4. Simulation and Experimental Results
4.1 Simulation Setup
Simulink was used to establish a grid-connected model of the energy storage PCS (Power Conversion System) and test the effectiveness of the proposed method under various conditions. The converter’s current sampling rate was set to 10 kHz, with filter capacitors and inductors of 50 uF and 5 mH, respectively. The converter was controlled using PQ control with proportional and integral coefficients of 2000 and 10, respectively.
4.2 Simulation Results
The proposed method was tested under various fault scenarios, including different types of open-circuit faults, load changes, harmonic interference, and frequency deviations. The results demonstrate that the proposed method can accurately diagnose and locate faults within 0.035 seconds, with 100% accuracy.
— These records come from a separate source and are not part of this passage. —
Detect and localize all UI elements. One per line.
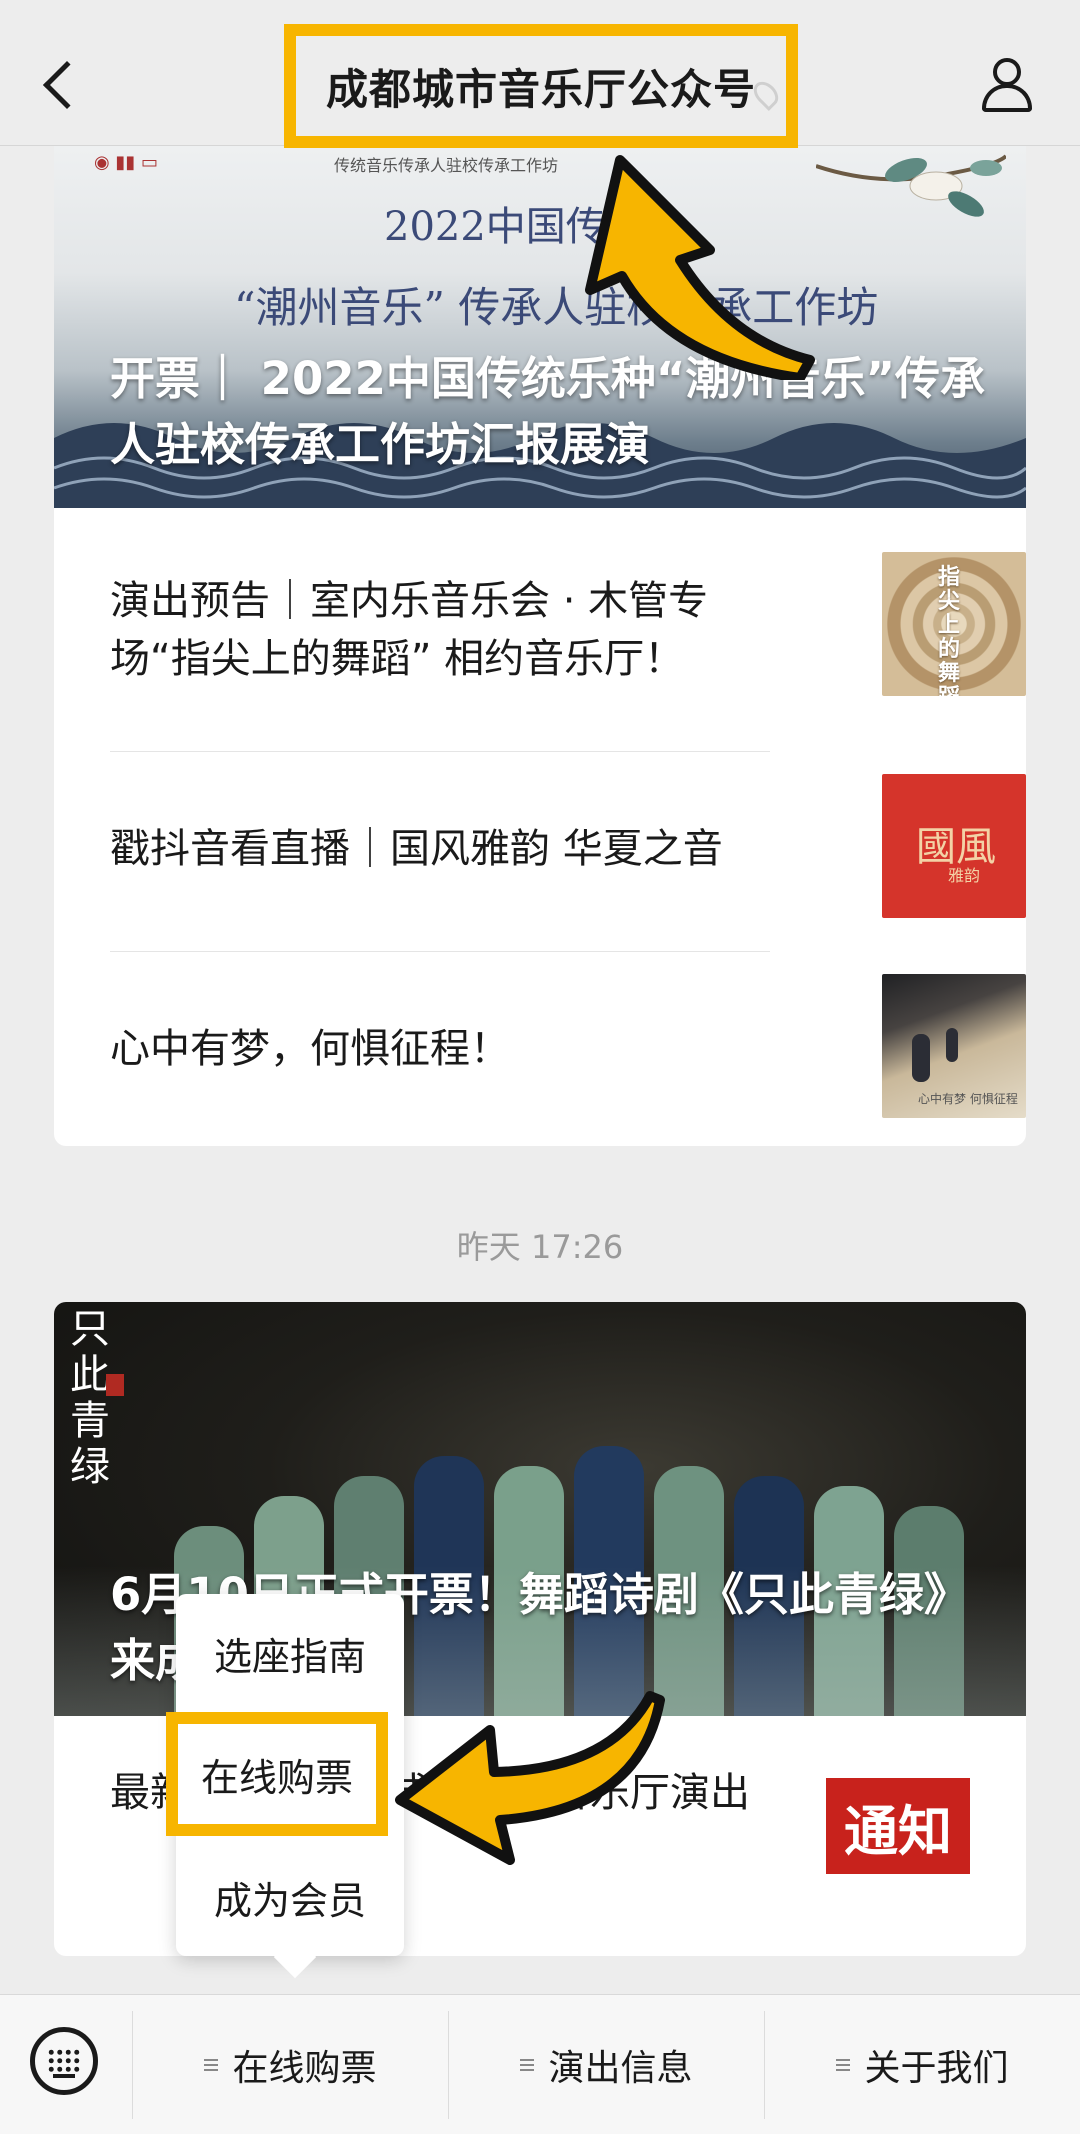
highlighted-title-box: 成都城市音乐厅公众号 (284, 24, 798, 148)
article-list-item[interactable]: 心中有梦，何惧征程！ 心中有梦 何惧征程 (110, 952, 1026, 1142)
menu-item-become-member[interactable]: 成为会员 (176, 1838, 404, 1956)
message-timestamp: 昨天 17:26 (456, 1228, 624, 1266)
organizer-logos: ◉ ▮▮ ▭ (94, 152, 158, 173)
user-head-icon (993, 58, 1021, 86)
red-seal (106, 1374, 124, 1396)
article-card-1: ◉ ▮▮ ▭ 传统音乐传承人驻校传承工作坊 2022中国传统 “潮州音乐” 传承… (54, 146, 1026, 1146)
calligraphy-title: 只此青绿 (70, 1306, 110, 1490)
menu-item-seat-guide[interactable]: 选座指南 (176, 1594, 404, 1712)
menu-tab-show-info[interactable]: 演出信息 (449, 1995, 764, 2134)
profile-button[interactable] (980, 58, 1034, 114)
article-thumbnail: 指尖上的舞蹈 (882, 552, 1026, 696)
article-title-1: 开票｜ 2022中国传统乐种“潮州音乐”传承人驻校传承工作坊汇报展演 (110, 352, 986, 471)
menu-tab-about-us[interactable]: 关于我们 (765, 1995, 1080, 2134)
menu-lines-icon (204, 2059, 219, 2071)
article-title: 演出预告｜室内乐音乐会 · 木管专场“指尖上的舞蹈” 相约音乐厅！ (110, 578, 709, 682)
article-thumbnail: 通知 (826, 1772, 970, 1882)
annotation-arrow-up-icon (585, 155, 815, 380)
article-thumbnail: 國風 雅韵 (882, 774, 1026, 918)
article-title: 戳抖音看直播｜国风雅韵 华夏之音 (110, 826, 723, 872)
user-body-icon (982, 84, 1032, 112)
menu-item-buy-tickets-online[interactable]: 在线购票 (166, 1712, 388, 1836)
keyboard-toggle-icon[interactable] (30, 2027, 98, 2095)
annotation-arrow-left-icon (395, 1691, 665, 1865)
article-hero-1[interactable]: ◉ ▮▮ ▭ 传统音乐传承人驻校传承工作坊 2022中国传统 “潮州音乐” 传承… (54, 146, 1026, 508)
article-list-item[interactable]: 戳抖音看直播｜国风雅韵 华夏之音 國風 雅韵 (110, 752, 1026, 952)
article-title: 心中有梦，何惧征程！ (110, 1026, 510, 1072)
article-thumbnail: 心中有梦 何惧征程 (882, 974, 1026, 1118)
back-button[interactable] (40, 58, 92, 118)
article-list-item[interactable]: 演出预告｜室内乐音乐会 · 木管专场“指尖上的舞蹈” 相约音乐厅！ 指尖上的舞蹈 (110, 552, 1026, 752)
chevron-left-icon (42, 60, 92, 110)
navigation-bar: 成都城市音乐厅公众号 (0, 0, 1080, 148)
menu-tab-buy-tickets[interactable]: 在线购票 (133, 1995, 448, 2134)
menu-lines-icon (836, 2059, 851, 2071)
menu-lines-icon (520, 2059, 535, 2071)
service-menu-bar: 在线购票 演出信息 关于我们 (0, 1994, 1080, 2134)
magnolia-illustration (816, 154, 1006, 217)
submenu-popup: 选座指南 在线购票 成为会员 (166, 1594, 404, 1979)
poster-logo-caption: 传统音乐传承人驻校传承工作坊 (334, 156, 559, 175)
page-title: 成都城市音乐厅公众号 (325, 64, 756, 114)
Fault Type | Charging/Discharging State | Load Disturbance | Harmonic Interference | Diagnosis Accuracy |
---|---|---|---|---|
Type I | Discharging | Present | Present | 100% |
Type II | Discharging | Present | Present | 100% |
Type III | Discharging | Present | Present | 100% |
Type IV | Discharging | Present | Present | 100% |
Type I | Charging | Present | Present | 100% |
Type II | Charging | Present | Present | 100% |
5. Conclusion
This paper proposes a fault diagnosis method for open-circuit faults in switches of two-level converters in user-side energy storage systems. The method combines an extended Kalman filter and a broad learning system to dynamically extract fault harmonic features and diagnose faults. Simulations and experiments demonstrate the effectiveness and accuracy of the proposed method, providing valuable support for user-side energy storage system monitoring and maintenance.
Equation for Harmonic Feature Extraction:
xk+1=Fxk+wk
Where xk is the state vector containing harmonic amplitudes and frequencies, F is the state transition matrix, and wk is the process noise.
The fault diagnosis results when the converter is operating in an environment with harmonics. The proposed method accurately identifies and locates the fault.
In conclusion, the proposed fault diagnosis method for open-circuit faults in switches of two-level converters in user-side energy storage systems demonstrates high accuracy and robustness under various conditions. This method has significant potential for improving the reliability and safety of energy storage systems.